A defining property of the tidyverse is that there are separate functions for everything, which is perfect for code that relies on pipes. In contrast, base R uses fewer functions, but with more parameters, to perform the same tasks. If you use tidyverse solutions there is a good chance that there exists a function which performs exactly the task you’re going to do with its default settings. This is great (once again, especially if you want to use pipes), but it means that there are many more functions to master for tidyverse users, whereas you can make do with much fewer in base R. You will spend more time looking up function arguments when working with base R (which fortunately is fairly straightforward using the ? documentation), but on the other hand, looking up arguments for a function that you know the name of is easier than finding a function that does something very specific that you don’t know the name of. There are advantages and disadvantages to both approaches.

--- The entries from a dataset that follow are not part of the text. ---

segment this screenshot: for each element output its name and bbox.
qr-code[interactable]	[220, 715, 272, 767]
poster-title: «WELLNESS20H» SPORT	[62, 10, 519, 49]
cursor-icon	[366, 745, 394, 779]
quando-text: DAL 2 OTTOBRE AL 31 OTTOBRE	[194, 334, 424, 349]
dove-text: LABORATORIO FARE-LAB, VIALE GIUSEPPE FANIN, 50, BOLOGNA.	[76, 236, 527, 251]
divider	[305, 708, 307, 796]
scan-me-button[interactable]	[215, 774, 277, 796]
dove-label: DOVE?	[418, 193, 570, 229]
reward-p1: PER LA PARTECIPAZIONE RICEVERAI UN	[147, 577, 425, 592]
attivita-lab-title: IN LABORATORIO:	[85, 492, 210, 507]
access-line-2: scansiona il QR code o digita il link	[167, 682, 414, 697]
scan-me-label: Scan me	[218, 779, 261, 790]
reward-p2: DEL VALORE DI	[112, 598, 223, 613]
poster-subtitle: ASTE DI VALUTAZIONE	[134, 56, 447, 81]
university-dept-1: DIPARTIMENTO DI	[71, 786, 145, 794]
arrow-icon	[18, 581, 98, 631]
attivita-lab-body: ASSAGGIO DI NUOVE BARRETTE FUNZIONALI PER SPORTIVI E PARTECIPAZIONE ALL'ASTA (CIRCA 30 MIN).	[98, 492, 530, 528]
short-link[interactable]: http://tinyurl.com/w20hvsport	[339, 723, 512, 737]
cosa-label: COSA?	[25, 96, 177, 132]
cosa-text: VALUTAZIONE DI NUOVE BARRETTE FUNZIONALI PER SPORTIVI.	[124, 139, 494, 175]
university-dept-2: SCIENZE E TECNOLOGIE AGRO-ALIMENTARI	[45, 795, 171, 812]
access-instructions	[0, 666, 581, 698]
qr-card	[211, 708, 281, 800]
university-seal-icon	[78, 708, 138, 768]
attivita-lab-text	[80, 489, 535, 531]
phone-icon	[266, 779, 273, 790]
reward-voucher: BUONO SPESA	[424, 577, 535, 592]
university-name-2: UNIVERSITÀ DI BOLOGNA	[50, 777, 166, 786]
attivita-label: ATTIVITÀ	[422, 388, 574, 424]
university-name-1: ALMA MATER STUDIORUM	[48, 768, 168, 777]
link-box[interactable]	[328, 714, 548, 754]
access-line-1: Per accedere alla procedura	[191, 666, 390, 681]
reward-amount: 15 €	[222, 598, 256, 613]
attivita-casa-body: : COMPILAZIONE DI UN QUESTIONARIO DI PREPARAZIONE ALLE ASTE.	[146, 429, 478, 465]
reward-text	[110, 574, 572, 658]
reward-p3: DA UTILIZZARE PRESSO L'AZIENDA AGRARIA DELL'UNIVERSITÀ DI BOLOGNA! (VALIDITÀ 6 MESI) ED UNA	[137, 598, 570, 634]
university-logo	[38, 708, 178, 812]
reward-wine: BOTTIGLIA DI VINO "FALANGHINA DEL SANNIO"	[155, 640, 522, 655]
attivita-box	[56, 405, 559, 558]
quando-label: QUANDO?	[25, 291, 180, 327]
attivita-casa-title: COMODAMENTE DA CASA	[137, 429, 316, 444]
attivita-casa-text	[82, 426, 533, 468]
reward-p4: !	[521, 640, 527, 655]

Example 2.1 Oh no! After all our analyses and everything we’ve done, our colleague just emailed us that Tanzania and Zanzibar should not be separated but combined to form a single country Tanzania.

Solution.

That request force us to start over the analysis and combine the catch data for mainland Tanzania and Zanzibar. Aaaaah! If we were doing this in Excel, this would be a bummer; we’d have to rebuild our pivot table and click through all of our logic again. And then export our figures and save them into our report.